Monday, October 25, 2010
Nobody, and I mean NOBODY, tell my younger sister, Carla, about today's Outrageous News story. She's been through a lot in her 32 years, and a blow like this could threaten her very life, a life she has lovingly devoted to the Man of Steel. She is a Superman fanatic in the truest sense of the word. I submit the following:
So, the story (which we are NOT sharing with Carla) is that DC Comics is unveiling a new version of Superman who resembles Robert Pattinson, of Edward Cullen fame, in the graphic novel, "Superman: Earth One." This reimagining of Superman involves hoodies, skinny ties, and low cut man jeans.
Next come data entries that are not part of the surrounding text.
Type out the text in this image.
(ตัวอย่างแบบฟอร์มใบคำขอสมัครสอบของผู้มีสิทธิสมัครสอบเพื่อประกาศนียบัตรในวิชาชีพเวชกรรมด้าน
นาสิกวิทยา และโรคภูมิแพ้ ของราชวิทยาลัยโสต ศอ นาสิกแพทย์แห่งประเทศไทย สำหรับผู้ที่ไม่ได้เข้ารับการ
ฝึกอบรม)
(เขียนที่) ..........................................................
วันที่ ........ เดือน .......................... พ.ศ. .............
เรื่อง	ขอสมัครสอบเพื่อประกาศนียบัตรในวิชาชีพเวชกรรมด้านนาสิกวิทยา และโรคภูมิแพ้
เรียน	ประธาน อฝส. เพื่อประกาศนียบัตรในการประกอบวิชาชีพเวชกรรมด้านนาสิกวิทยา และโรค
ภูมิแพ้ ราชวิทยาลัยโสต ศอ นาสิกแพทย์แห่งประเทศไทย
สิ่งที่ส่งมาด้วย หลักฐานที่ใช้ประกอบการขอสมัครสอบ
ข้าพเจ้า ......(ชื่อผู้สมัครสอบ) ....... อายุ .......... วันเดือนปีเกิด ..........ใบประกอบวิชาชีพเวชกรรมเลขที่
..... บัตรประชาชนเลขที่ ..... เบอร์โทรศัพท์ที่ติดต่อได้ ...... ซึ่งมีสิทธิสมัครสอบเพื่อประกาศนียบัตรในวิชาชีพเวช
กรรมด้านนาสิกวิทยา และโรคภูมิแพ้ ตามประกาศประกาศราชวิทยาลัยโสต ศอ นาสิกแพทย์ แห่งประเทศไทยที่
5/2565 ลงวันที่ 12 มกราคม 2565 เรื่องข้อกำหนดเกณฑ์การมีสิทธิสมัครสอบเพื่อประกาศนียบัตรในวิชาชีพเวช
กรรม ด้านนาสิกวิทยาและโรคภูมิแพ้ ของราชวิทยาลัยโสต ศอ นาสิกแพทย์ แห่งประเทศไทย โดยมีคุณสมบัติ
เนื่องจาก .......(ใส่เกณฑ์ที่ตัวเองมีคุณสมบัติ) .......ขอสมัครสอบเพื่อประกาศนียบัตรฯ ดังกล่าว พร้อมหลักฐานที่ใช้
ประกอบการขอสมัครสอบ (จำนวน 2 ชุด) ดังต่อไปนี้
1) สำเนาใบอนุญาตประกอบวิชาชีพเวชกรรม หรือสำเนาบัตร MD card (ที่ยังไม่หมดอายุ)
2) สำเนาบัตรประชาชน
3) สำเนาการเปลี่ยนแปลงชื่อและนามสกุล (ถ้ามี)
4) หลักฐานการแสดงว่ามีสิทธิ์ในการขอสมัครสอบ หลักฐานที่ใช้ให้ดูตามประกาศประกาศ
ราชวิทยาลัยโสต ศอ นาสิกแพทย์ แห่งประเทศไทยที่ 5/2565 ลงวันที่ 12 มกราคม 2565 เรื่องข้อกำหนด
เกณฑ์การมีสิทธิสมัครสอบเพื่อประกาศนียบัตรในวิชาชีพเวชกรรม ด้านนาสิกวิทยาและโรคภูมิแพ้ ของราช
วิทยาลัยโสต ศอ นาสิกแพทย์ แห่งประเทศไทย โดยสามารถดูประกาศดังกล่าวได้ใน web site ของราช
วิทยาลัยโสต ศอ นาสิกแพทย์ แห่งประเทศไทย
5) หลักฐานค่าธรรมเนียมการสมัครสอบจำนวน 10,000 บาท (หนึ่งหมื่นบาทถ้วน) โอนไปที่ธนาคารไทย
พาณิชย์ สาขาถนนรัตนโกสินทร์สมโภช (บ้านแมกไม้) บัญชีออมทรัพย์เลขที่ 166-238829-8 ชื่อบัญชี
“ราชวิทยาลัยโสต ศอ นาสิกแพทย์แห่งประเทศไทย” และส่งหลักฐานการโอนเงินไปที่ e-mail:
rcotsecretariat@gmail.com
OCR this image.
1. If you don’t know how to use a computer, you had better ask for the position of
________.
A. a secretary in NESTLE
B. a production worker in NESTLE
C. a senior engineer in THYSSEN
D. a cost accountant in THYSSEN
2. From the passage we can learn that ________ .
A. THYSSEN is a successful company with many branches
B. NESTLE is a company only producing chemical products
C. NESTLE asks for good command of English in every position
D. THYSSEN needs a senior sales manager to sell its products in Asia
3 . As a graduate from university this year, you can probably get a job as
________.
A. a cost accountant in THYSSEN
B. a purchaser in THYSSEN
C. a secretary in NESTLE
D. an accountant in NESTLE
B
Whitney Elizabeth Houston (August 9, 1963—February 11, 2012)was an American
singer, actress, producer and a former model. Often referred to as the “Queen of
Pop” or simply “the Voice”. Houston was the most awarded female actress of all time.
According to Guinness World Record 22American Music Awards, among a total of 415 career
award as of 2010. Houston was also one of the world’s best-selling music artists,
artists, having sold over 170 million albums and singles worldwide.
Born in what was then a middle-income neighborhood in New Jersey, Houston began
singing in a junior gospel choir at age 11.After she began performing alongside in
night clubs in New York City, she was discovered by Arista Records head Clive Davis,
It also relegates the Man of Steel to brooding hipster status, trading muscles for moodiness. That's right. Smallville's own is going to be a brooding, skinny pretty boy.
I have three words for DC Comics right now: No. Also? NO! And finally, NOOOOOOOOOOOOOOO!
Long time readers of this blog know I'm no fan of the Twilight series of books and movies. I taught the relationship of Bella and Edward as a cautionary, "What not to do" example in the teen relationships groups I ran while working with troubled adolescents. I attend the movies as a quiet heckler, counting the number of times my eyes roll back into my head and awarding myself with dessert if the number exceeds 100 (it always does).
I have no love for Bella Swan, whom I see as a codependent damsel in distress with no personality of her own outside of her relationship with a man, but it is her vampire boyfriend, Broody McBroodsalot, whom I find the most annoying.
Here's my impression of Edward Cullen: "Bella, I love you. I know I've just met you, but your blood smells really good, and I want to drink it...like...a lot. Also, I hate myself. This will become a theme. I hate myself for that, too. I hope you don't mind that I treat you like a child and I creepily watch you while you sleep without your permission and disable your car and get my vampire sister to hold you against your will so you can't see your friends. It's all because I love you...and because I hate myself, and you know...haters gonna hate. Excuse me, I have to go smolder and brood and be emo now. Gosh, I hate that I do that."
Sigh. And this is the direction DC Comics has decided is the right one for Mr. Clark Kent. DC, if my sister gets wind of this and you break her heart, I will personally hurt every single person involved in this project. Superman himself wouldn't be able to save you.
He'll be too busy wallowing in self loathing and shopping at the Gap to hear your cries for help.